ORA che è passato del tempo ne parlo. Non della caduta del governo Prodi, ma di cosa scrivevo durante quel periodo convulso, bellissimo e feroce che è l'adolescenza.
Io non ho mai avuto un diario del cuore, ma avevo un'agenda di governo. Eh già. Scrivevo metodicamente e con dedizione ciò che avrei fatto da Presidente del Consiglio. Dovrebbe essere ancora lì, in qualche anfratto del mio hard disk, quel file .exl targato anno 2000, in cui elencavo le mie "proposte" di legge in fatto di immigrazione, legalità, famiglia, difesa nazionale. Devo dirvi anche, per correttezza, che la mia preoccupazione principale non era che questi intenti non si realizzassero, quanto piuttosto che venissero realizzati da altri.

La mia ossessione per la politica era quella di un adolescente che leggeva troppo i giornali e usciva poco dalle mura di casa; la mia ansia di cambiamento era dettata dall'impatto con la realtà che lasciava, invece, piuttosto freddini i miei coetanei - quasi tutti entrati nelle prime turbe ormonali. Tiravao la gente per la giacchetta e chiedevo spiegazioni e mi preoccupava lo stato della Nazione: le risposte quasi sempre erano: goditi la vita, non ci pensare.

In effetti in sette anni i volti, i protagonisti, le vicende, tranne pochissime eccezioni, sono rimasti sempre gli stessi. L'Eterno ritorno dell'uguale. La mia agenda, se aggiornata, subirebbe pochissime modifiche: il tratto ingenuo di un sedicenne potrebbe essere scambiato per un manifesto di qualche associato alla rete di Grillo & co. Eppure tutto questo mi da' anche un senso di inspiegato ottimismo.

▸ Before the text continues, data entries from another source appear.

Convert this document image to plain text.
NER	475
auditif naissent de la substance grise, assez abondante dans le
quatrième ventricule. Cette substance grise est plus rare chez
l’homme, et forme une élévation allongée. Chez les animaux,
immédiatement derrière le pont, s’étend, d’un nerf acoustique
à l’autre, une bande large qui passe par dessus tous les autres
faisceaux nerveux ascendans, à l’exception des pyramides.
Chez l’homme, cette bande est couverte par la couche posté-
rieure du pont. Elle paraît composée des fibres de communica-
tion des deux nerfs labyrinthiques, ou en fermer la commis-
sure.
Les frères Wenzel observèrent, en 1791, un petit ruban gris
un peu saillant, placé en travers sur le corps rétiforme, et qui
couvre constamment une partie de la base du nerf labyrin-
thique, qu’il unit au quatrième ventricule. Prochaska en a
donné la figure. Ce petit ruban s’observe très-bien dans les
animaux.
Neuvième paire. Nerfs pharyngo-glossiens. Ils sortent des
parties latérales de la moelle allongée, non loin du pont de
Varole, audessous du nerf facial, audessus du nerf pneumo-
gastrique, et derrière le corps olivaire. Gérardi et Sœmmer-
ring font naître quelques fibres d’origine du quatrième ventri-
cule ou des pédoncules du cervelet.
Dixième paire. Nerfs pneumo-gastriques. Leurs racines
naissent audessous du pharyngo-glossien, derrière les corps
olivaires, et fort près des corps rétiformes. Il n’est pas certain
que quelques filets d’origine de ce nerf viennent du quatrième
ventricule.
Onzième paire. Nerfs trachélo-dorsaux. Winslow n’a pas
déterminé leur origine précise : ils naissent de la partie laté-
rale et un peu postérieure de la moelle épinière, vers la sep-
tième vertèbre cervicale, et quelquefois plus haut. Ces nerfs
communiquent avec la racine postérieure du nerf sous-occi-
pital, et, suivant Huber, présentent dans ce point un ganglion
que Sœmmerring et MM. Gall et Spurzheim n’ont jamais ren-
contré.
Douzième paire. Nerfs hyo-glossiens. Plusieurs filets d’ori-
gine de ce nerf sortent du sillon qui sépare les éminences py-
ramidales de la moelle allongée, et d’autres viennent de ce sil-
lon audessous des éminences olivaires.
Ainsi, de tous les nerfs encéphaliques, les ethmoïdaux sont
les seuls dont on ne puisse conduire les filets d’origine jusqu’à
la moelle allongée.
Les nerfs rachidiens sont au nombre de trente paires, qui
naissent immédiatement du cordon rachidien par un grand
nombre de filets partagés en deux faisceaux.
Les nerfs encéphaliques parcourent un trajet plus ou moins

Sì, avete capito bene. Ottimista, con un "nonostante" grande come il Pentagono. Nonostante tutto ciò che vediamo sembra rimandare ai nostri incubi peggiori, e sembra un precipizio senza fine dove si riconferma la sola regola del ritorno dell'Uguale (peggiorato, semmai): l'impossibile riforma elettorale, il sempre non-risolto conflitto di interessi, Fede che brinda in diretta, Vespa che gongola insieme a mezzo Vaticano. Ma soprattutto, un Berlusconi più pimpante che mai, con tutta la sua Armata Brancaleone, pronta a fare man bassa di ciò che aveva lasciato sul tavolo due anni fa. E in questo scenario orripilante, persino la bruciatura dell'unica figura presentabile come opposizione al Cavaliere, quel Veltroni che tanto sta scongiurando le elezioni, proprio perchè sa di poter pagare con la sconfitta l'infausto accavallarsi degli eventi.

Ma tutto questo non mi scompone perchè so come abbiamo vissuto anche negli anni più bui, come hanno fatto i nostri padri quando, prima di noi, avevano ancora meno possibilità di scelta. Diciamo la verità: durante gli anni più gretti del governo berlusconi, periodo storico che va dal 2001 al 2006, ci sono stati gli stravolgimenti più importanti della nostra vita; sono stati gli anni di maggiore espansione "creativa" da parte nostra, gli anni in cui abbiamo risolto -forse proprio grazie alla cupezza del contesto politico- molti dei conflitti che ci legavano al nostro vecchio passato "liceale"; sono gli anni, infine, dove siamo maturati alcune volte innamorandoci di noi stessi, altre volte rimanendo schifati di ciò che eravamo stati fino a quel momento. Al contrario, durante gli ultimi due anni, quelli del Cavaliere all'opposizione, molto dell'entusiasmo accumulato nelle "sperimentazioni" precedenti si è indiscutibilmente ridimensionato. Si è ristretto, è evaporato. Molti di noi sono andati via. Torneranno? Nessuno lo sa. Altri vogliono partire. Chissà dove, poi.

In definitiva non si può dire se siamo più felici o più infelici, certo è che un governo -qualunque governo- non influisce più di tanto sulle nostre scelte, sul nostro umore, sul nostro vivere la vita. E non c'entra il tanto blaterato distacco tra cittadini e "casta", no, c'entra piuttosto il nostro essere concentrati principalmente su noi stessi, com'è giusto che sia. E' la superficialità, diciamocelo, il segno che ci contraddistingue nella nostra epoca, e qualunque vento di cambiamento spesso è solo una leggera brezza.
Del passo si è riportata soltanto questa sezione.